Member of the Chamber of Representatives
- In office July 20, 1998 – July 20, 2002
- Constituency: Capital District

Personal details
- Born: César Castellanos Domínguez November 14, 1957 (age 68) Sutamarchán, Boyacá, Colombia
- Party: Social Party of National Unity (2010-present)
- Other political affiliations: National Christian Party (1989-2006); Radical Change (2006-2010);
- Spouse: Claudia Rodríguez ​(m. 1985)​
- Children: Johanna Castellanos; Lorena Castellanos; Manuela Castellanos; Sara Castellanos; Matías Castellanos;
- Profession: Pastor; politician;
- Known for: Author of the G12 Vision

= César Castellanos (pastor) =

Colombian evangelical pastor and politician (born 1953)

César Castellanos (born November 14, 1957) is a Colombian evangelical pastor and politician who served as a Member of the Chamber of Representatives from 1998 to 2002 representing Bogotá.

Co-founder of the International Charismatic Mission Church, where he has served as General Pastor since 1983 with his wife, Emma Claudia. Castellanos has authored numerous evangelical strategies, most notably the G12 Vision movement.

Castellanos was also the co-founder of the National Christian Party, to which he belonged until 2006.

==Early life and vision G12==
He was born on November 14, 1957, in Sutamarchán, Boyacá, Colombia. In 1986, he began implementing the G12 Vision strategy, inspired by a Christian Cell strategy implemented by Pastor David Yonggi Cho at the Full Gospel Church in Yoido, Korea.

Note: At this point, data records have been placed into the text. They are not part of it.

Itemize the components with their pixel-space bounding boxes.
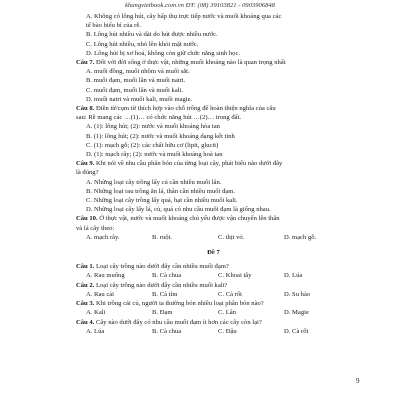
question-text-cont: là đúng? [76, 169, 99, 177]
option-row [76, 308, 351, 317]
option-text: D. Những loại cây lấy lá, củ, quả có nhu cầu muối đạm là giống nhau. [86, 206, 271, 214]
option-text: D. Magie [284, 309, 309, 317]
option-text: D. muối natri và muối kali, muối magie. [86, 95, 193, 103]
option-text: C. (1): mạch gỗ; (2): các chất hữu cơ (lipit, glucit) [86, 141, 219, 149]
section-title: Đề 7 [207, 249, 220, 257]
question-d7-3 [76, 299, 351, 308]
question-text: Loại cây trồng nào dưới đây cần nhiều muối kali? [94, 281, 228, 289]
question-text: Điền từ/cụm từ thích hợp vào chỗ trống để hoàn thiện nghĩa của câu [94, 105, 276, 113]
option-row [76, 327, 351, 336]
question-number: Câu 8. [76, 105, 95, 113]
option-row [76, 290, 351, 299]
option-text: D. Cà rốt [284, 327, 309, 335]
option-text: B. Cà chua [152, 272, 182, 280]
question-text: Ở thực vật, nước và muối khoáng chủ yếu được vận chuyển lên thân [97, 215, 280, 223]
question-text: Đối với đời sống ở thực vật, những muối khoáng nào là quan trọng nhất [94, 59, 286, 67]
question-d7-1 [76, 262, 351, 271]
option-text: A. Không có lông hút, cây hấp thụ trực tiếp nước và muối khoáng qua các [86, 13, 282, 20]
page-number: 9 [356, 377, 360, 385]
question-text: Loại cây trồng nào dưới đây cần nhiều muối đạm? [94, 263, 229, 271]
option-text: B. muối đạm, muối lân và muối natri. [86, 77, 186, 85]
option-text: B. Lông hút nhiều và dài do hút được nhiều nước. [86, 31, 218, 39]
question-text-cont: và lá cây theo: [76, 224, 115, 232]
option-text: B. Những loại rau trồng ăn lá, thân cần nhiều muối đạm. [86, 187, 235, 195]
option-text: C. muối đạm, muối lân và muối kali. [86, 86, 184, 94]
option-text: D. Su hào [284, 290, 311, 298]
option-text: A. muối đồng, muối nhôm và muối sắt. [86, 68, 190, 76]
page-content [76, 12, 351, 336]
question-number: Câu 3. [76, 300, 95, 308]
question-number: Câu 4. [76, 318, 95, 326]
question-text: Khi trồng cải củ, người ta thường bón nhiều loại phân bón nào? [94, 300, 264, 308]
question-number: Câu 2. [76, 281, 95, 289]
question-10 [76, 214, 351, 223]
question-number: Câu 10. [76, 215, 98, 223]
option-text: A. (1): lông hút; (2): nước và muối khoáng hòa tan [86, 123, 220, 131]
option-text: C. Những loại cây trồng lấy quả, hạt cần nhiều muối kali. [86, 197, 238, 205]
option-text: A. mạch rây. [86, 233, 120, 241]
option-row [76, 271, 351, 280]
option-text: C. Lông hút nhiều, nhỏ lên khỏi mặt nước. [86, 40, 199, 48]
page-header: khangvietbook.com.vn ĐT: (08) 39103821 - 0903906848 [125, 2, 275, 9]
option-text: B. Đạm [152, 309, 173, 317]
option-text: C. Cà rốt [218, 290, 242, 298]
option-text: A. Rau cải [86, 290, 115, 298]
option-text: C. Đậu [218, 327, 237, 335]
option-text: D. Lúa [284, 272, 303, 280]
option-text: C. Khoai tây [218, 272, 252, 280]
option-text: tế bào biểu bì của rễ. [86, 22, 141, 30]
question-text-cont: sau: Rễ mang các …(1)… có chức năng hút …(2)… trong đất. [76, 114, 242, 122]
question-text: Khi nói về nhu cầu phân bón của từng loại cây, phát biểu nào dưới đây [94, 160, 283, 168]
question-9 [76, 159, 351, 168]
question-text: Cây nào dưới đây có nhu cầu muối đạm ít hơn các cây còn lại? [94, 318, 262, 326]
option-text: D. mạch gỗ. [284, 233, 317, 241]
option-text: B. Cà tím [152, 290, 178, 298]
question-number: Câu 9. [76, 160, 95, 168]
option-text: B. Cà chua [152, 327, 182, 335]
option-text: A. Lúa [86, 327, 105, 335]
option-text: A. Kali [86, 309, 106, 317]
option-text: D. Lông hút bị xơ hoá, không còn giữ chức năng sinh học. [86, 49, 241, 57]
question-8 [76, 104, 351, 113]
option-text: A. Rau muống [86, 272, 125, 280]
option-row [76, 233, 351, 242]
option-text: C. Lân [218, 309, 236, 317]
option-text: B. ruột. [152, 233, 172, 241]
option-text: C. thịt vỏ. [218, 233, 245, 241]
question-number: Câu 1. [76, 263, 95, 271]
option-text: D. (1): mạch rây; (2): nước và muối khoáng hoà tan [86, 151, 223, 159]
question-number: Câu 7. [76, 59, 95, 67]
question-d7-2 [76, 281, 351, 290]
question-d7-4 [76, 318, 351, 327]
option-text: A. Những loại cây trồng lấy củ cần nhiều muối lân. [86, 178, 222, 186]
question-7 [76, 58, 351, 67]
option-text: B. (1): lông hút; (2): nước và muối khoáng dạng kết tinh [86, 132, 235, 140]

This strategy was later redesigned and adapted by Castellanos, naming it G12 Vision, and was adopted by the national and later international chapters.

===Political career===
Castellanos was elected to the Chamber of Representatives in the 1998 Colombian parliamentary election, receiving the support of his own party, the National Christian Party, and serving on the Third Committee of the Chamber of Representatives.